Make a mixture of enough olive oil to coat your wings (for about 6 wings, I use about a half cup of oil), add salt/lemon pepper, granulated garlic and onion (from Penzey's), and mix well.  Cut off the tips of the wings, and then separate at the remaining joint.  Preheat oven to 425.  Place a cookie-cooling rack on a baking sheet, dip the wings in the oil mixture, and place on the rack.  Put a little water in the bottom of the baking sheet, pop in the oven, cook for about 1/2 and hour, then turn and cook for another half hour or so - crispy on the outside, tender on the inside!

For turkey wings, just increase the cooking time by about a half hour.


----------



## BreezyCooking (Jun 10, 2006)

I always bake my chicken wings, regardless of the spice recipe I'm using (Buffalo, Asian, etc.).

I section the wings (saving the little end tips for stock) & place them on a broiler pan - then season with whatever DRY seasonings I'm using.  I then put them into a preheated 425-degree oven for 15 minutes, then drop the temp down to 400 for another 15 minutes.  I then remove the pan from the oven, turn the wings over, season the other side, & put them back into the 400-degree oven for 15 minutes.  I then raise the heat back up to 425 for a final 15 minutes.  After they come out of the oven, I then toss them in a large bowl of whatever liquid sauce I might be using.
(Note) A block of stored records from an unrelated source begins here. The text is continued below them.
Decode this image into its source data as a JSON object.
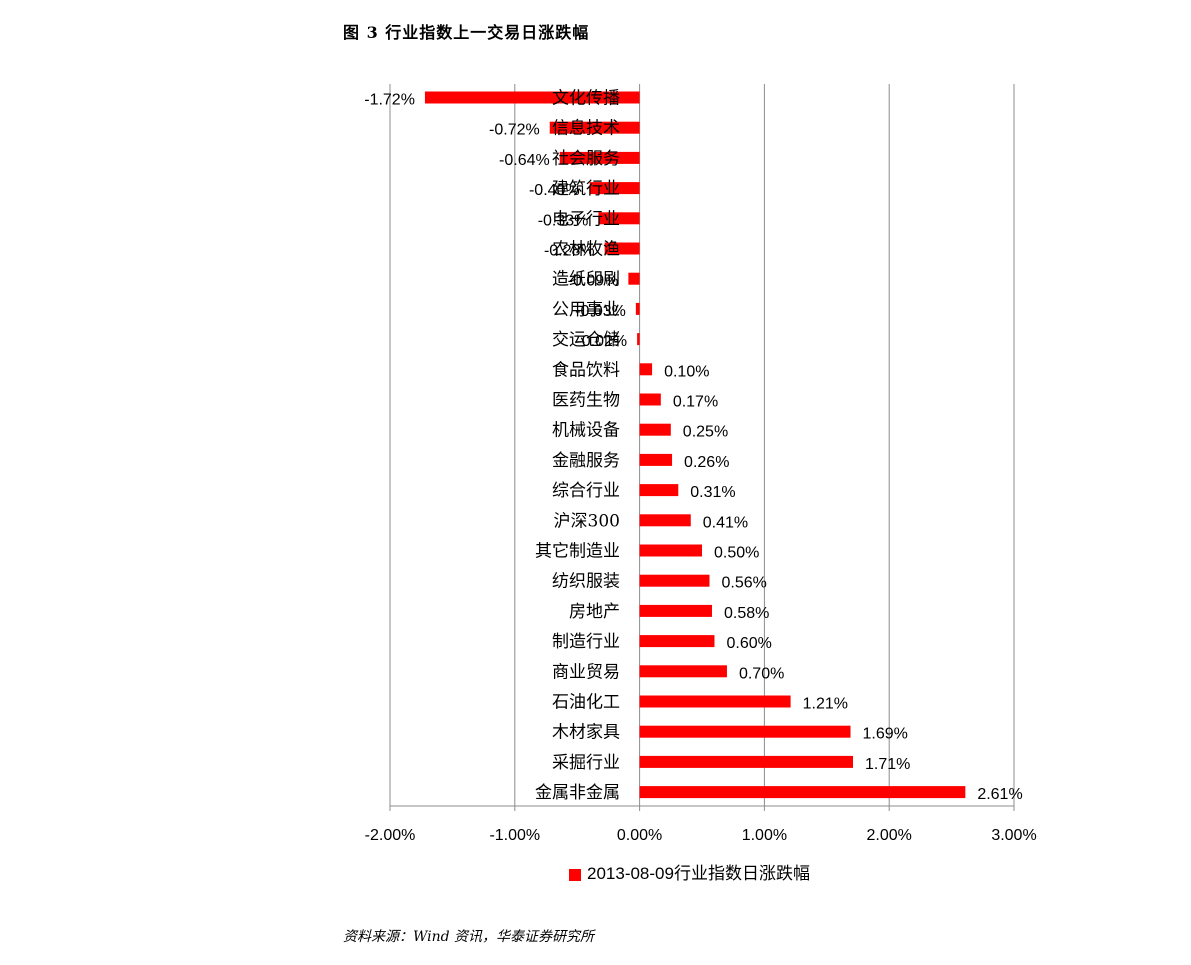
{
  "figure": {
    "title": "图 3   行业指数上一交易日涨跌幅",
    "source": "资料来源：Wind 资讯，华泰证券研究所"
  },
  "colors": {
    "bar": "#ff0000",
    "grid": "#8c8c8c",
    "axis": "#8c8c8c"
  },
  "chart_data": {
    "type": "bar",
    "orientation": "horizontal",
    "categories": [
      "文化传播",
      "信息技术",
      "社会服务",
      "建筑行业",
      "电子行业",
      "农林牧渔",
      "造纸印刷",
      "公用事业",
      "交运仓储",
      "食品饮料",
      "医药生物",
      "机械设备",
      "金融服务",
      "综合行业",
      "沪深300",
      "其它制造业",
      "纺织服装",
      "房地产",
      "制造行业",
      "商业贸易",
      "石油化工",
      "木材家具",
      "采掘行业",
      "金属非金属"
    ],
    "series": [
      {
        "name": "2013-08-09行业指数日涨跌幅",
        "values": [
          -1.72,
          -0.72,
          -0.64,
          -0.4,
          -0.33,
          -0.28,
          -0.09,
          -0.03,
          -0.02,
          0.1,
          0.17,
          0.25,
          0.26,
          0.31,
          0.41,
          0.5,
          0.56,
          0.58,
          0.6,
          0.7,
          1.21,
          1.69,
          1.71,
          2.61
        ],
        "labels": [
          "-1.72%",
          "-0.72%",
          "-0.64%",
          "-0.40%",
          "-0.33%",
          "-0.28%",
          "-0.09%",
          "-0.03%",
          "-0.02%",
          "0.10%",
          "0.17%",
          "0.25%",
          "0.26%",
          "0.31%",
          "0.41%",
          "0.50%",
          "0.56%",
          "0.58%",
          "0.60%",
          "0.70%",
          "1.21%",
          "1.69%",
          "1.71%",
          "2.61%"
        ]
      }
    ],
    "xlim": [
      -2.0,
      3.0
    ],
    "xticks": [
      -2,
      -1,
      0,
      1,
      2,
      3
    ],
    "xtick_labels": [
      "-2.00%",
      "-1.00%",
      "0.00%",
      "1.00%",
      "2.00%",
      "3.00%"
    ],
    "grid": true,
    "legend_position": "bottom"
  }
}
They always come out moist inside, but with a nice crispy exterior.


----------



## kadesma (Jun 10, 2006)

_I love the wings too Marm,_
_your recipe looks perfect and since I'm on the way to grocery shop, I'll grab some wings and give it a try. Thanks for sharing _

_kadesma_


----------



## marmalady (Jun 10, 2006)

Breezy, I used to do all that too, but trying to simplify my life a little, came up with this one which eliminates a few steps!


----------



## kadesma (Jun 10, 2006)

marmalady said:
			
		

> Breezy, I used to do all that too, but trying to simplify my life a little, came up with this one which eliminates a few steps!


Hi Marmalady,
I made about 3 doz. wings with your recipe today and only have 4 left!!!
My gang hit that tray of wings like a bunch of starving vultures   Everyone said to say thank you, that these were the best wings they have had. Knowing my kids like I do, I'm going to be making these often. Thanks from me too, the recipe was quick and easy and tasty ...

kadesma


----------



## marmalady (Jun 11, 2006)

Tx, Kadesma - glad everyone liked it!  Don't be afraid to experiment w/your own spice mixture; this is the one I use most often on roasting a whole chicken.


----------